Quando seu caso foi divulgado pela primeira vez no ano passado, Castillejo havia optado por permanecer no anonimato, sendo conhecido como “Paciente de Londres”. A cura foi identificada após um transplante de medula óssea, a qual ele foi submetido para tratar um câncer.

O que aconteceu foi que o doador das células-tronco apresenta um gene incomum que o torna imune ao HIV. Quando Castillejo recebeu o transplante de medula óssea, as células do doador substituíram as próprias células imunológicas do paciente, impedindo que o vírus continuasse a se replicar.

A proteína chamada CCR5 é o receptor mais comum utilizado pelo vírus HIV para entrar nas células. No entanto, algumas pessoas – como o doador de Castillejo -, apresentam duas cópias mutadas do CCR5, o que impede que o vírus penetre nas células. Foi essa mesma proteína que o cientista chinês He Jiankui diz ter usado no caso das bebês gêmeas geneticamente modificadas.

Ravindra Kumar Gupta, pesquisador da Universidade de Cambridge que esteve à frente do estudo do caso de Castillejo, afirmou à BBC que essa ausência do vírus mesmo dois anos e meio após o fim do tratamento antirretroviral indica que o paciente pode ser considerado como curado. “Nossas descobertas mostram que o sucesso do transplante de células-tronco como cura para o HIV, relatado pela primeira vez há nove anos no paciente de Berlim, pode ser replicado”, declarou ele à BBC.

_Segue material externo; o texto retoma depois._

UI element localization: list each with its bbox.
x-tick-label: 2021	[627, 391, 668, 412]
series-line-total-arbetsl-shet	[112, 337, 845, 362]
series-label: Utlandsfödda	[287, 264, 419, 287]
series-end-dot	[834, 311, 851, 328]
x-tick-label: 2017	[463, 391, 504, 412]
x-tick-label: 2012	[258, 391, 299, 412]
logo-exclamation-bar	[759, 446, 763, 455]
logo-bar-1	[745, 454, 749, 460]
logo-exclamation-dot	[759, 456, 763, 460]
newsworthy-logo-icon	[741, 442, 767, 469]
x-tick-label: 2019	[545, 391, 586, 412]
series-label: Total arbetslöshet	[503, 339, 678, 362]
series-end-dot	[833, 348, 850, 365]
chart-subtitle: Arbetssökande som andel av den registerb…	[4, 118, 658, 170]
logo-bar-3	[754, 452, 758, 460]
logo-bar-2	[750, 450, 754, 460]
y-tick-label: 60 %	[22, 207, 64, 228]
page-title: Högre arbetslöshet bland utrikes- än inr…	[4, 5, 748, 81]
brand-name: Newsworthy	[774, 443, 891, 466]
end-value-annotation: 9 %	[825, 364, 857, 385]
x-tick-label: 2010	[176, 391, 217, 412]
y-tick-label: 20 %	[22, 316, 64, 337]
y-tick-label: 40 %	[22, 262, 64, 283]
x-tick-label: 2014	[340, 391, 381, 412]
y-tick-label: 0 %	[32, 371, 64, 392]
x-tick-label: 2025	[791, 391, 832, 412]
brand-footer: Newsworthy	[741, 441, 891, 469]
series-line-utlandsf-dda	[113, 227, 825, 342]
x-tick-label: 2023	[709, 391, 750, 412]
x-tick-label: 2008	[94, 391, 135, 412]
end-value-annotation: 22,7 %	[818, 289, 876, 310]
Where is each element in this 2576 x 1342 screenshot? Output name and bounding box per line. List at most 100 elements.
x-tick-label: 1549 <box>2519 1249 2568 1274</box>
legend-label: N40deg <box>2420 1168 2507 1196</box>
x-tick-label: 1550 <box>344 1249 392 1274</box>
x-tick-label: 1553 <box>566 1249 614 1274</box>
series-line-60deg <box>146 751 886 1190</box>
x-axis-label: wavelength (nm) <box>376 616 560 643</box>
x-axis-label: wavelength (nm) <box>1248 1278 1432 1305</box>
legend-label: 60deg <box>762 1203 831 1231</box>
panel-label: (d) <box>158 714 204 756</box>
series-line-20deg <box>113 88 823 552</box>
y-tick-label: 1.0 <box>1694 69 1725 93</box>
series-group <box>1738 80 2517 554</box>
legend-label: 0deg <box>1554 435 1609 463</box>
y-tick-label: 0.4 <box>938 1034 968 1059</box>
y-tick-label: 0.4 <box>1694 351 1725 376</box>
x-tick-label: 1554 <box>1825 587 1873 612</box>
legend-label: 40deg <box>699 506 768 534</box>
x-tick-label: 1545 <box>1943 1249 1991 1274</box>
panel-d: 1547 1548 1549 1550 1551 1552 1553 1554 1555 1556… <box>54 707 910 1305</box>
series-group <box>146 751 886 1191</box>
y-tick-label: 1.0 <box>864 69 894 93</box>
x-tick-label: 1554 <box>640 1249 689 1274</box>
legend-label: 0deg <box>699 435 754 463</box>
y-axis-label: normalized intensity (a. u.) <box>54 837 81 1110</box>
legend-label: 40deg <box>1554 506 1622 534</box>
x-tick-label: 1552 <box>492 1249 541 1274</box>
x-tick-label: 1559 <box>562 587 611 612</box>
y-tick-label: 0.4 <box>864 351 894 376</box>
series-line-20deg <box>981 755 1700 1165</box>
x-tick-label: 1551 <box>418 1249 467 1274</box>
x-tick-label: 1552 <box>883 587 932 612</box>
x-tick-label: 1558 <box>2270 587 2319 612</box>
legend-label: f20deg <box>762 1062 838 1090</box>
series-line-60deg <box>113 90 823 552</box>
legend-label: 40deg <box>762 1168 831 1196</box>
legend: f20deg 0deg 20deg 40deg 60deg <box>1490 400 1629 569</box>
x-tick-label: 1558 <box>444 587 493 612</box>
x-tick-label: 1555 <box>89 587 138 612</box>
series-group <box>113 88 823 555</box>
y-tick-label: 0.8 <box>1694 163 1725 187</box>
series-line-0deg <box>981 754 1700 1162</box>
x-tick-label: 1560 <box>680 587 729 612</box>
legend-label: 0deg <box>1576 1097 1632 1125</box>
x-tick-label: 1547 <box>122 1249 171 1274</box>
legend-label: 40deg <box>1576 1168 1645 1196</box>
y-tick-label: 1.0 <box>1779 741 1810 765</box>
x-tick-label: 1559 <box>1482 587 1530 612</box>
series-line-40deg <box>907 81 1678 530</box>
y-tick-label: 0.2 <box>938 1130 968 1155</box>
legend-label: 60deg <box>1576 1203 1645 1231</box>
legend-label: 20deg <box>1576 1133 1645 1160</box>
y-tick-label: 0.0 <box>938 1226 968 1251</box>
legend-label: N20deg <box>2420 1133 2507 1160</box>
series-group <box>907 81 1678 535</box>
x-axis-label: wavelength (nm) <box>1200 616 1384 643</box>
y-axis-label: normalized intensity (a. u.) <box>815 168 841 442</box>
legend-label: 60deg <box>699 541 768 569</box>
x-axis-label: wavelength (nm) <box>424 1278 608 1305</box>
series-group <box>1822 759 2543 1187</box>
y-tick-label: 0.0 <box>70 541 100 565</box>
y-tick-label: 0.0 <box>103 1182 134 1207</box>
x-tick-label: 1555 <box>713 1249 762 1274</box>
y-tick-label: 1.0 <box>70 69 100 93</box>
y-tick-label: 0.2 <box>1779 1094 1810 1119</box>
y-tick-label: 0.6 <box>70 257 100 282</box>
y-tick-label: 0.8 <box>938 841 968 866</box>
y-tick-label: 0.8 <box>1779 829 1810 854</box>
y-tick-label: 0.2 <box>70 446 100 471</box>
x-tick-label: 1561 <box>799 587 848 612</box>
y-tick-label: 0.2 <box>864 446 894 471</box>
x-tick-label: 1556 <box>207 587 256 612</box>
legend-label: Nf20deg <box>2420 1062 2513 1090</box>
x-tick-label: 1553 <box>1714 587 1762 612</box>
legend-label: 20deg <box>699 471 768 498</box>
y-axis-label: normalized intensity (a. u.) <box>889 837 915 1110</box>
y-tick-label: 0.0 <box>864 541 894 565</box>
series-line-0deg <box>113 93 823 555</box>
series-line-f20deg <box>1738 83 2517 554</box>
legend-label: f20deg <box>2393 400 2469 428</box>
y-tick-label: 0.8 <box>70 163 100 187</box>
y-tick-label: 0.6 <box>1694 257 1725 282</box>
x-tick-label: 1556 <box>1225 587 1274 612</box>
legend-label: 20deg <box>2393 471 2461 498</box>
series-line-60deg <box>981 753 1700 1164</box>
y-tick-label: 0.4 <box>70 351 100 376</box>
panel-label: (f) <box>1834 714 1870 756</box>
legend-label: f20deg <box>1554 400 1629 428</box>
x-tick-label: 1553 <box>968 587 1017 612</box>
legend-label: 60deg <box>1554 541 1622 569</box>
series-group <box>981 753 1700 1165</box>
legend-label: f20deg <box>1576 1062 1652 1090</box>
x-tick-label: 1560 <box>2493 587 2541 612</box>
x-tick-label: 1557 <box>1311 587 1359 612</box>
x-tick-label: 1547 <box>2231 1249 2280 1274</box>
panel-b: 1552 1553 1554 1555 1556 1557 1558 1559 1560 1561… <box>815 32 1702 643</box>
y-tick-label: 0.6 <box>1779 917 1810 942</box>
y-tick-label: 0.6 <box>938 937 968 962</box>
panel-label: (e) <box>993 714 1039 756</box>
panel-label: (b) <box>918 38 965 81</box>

Em 2011, Timothy Brown, um norte-americano que morava em Berlim – e por isso ficou conhecido como “Paciente de Berlim” – foi anunciado como o primeiro paciente a se curar de HIV cerca de três anos e meio após receber um tratamento similar ao de Castillejo.

No entanto, apesar desses dois pacientes terem apresentado resultados otimistas, os médicos afirmam que esse tipo de terapia é extremamente agressivo e por isso não será utilizado como tratamento padrão para HIV. Nos dois casos, o transplante de medula óssea foi utilizado apenas como último recurso para tratar um câncer. Além disso, os medicamentos que existem atualmente são eficazes para garantir que pessoas portadoras do vírus tenham uma vida saudável e duradoura.

Outro ponto a se considerar é que os testes indicaram que 99% das células imunes de Castillejo foram substituídas pelo doador, mas ainda há resquícios do vírus em seu corpo. Assim, não há como ter certeza de que o HIV não voltará a se manifestar.

Ainda assim, os casos podem ajudar os pesquisadores a encontrarem uma cura para o HIV no futuro a partir dessa terapia genética.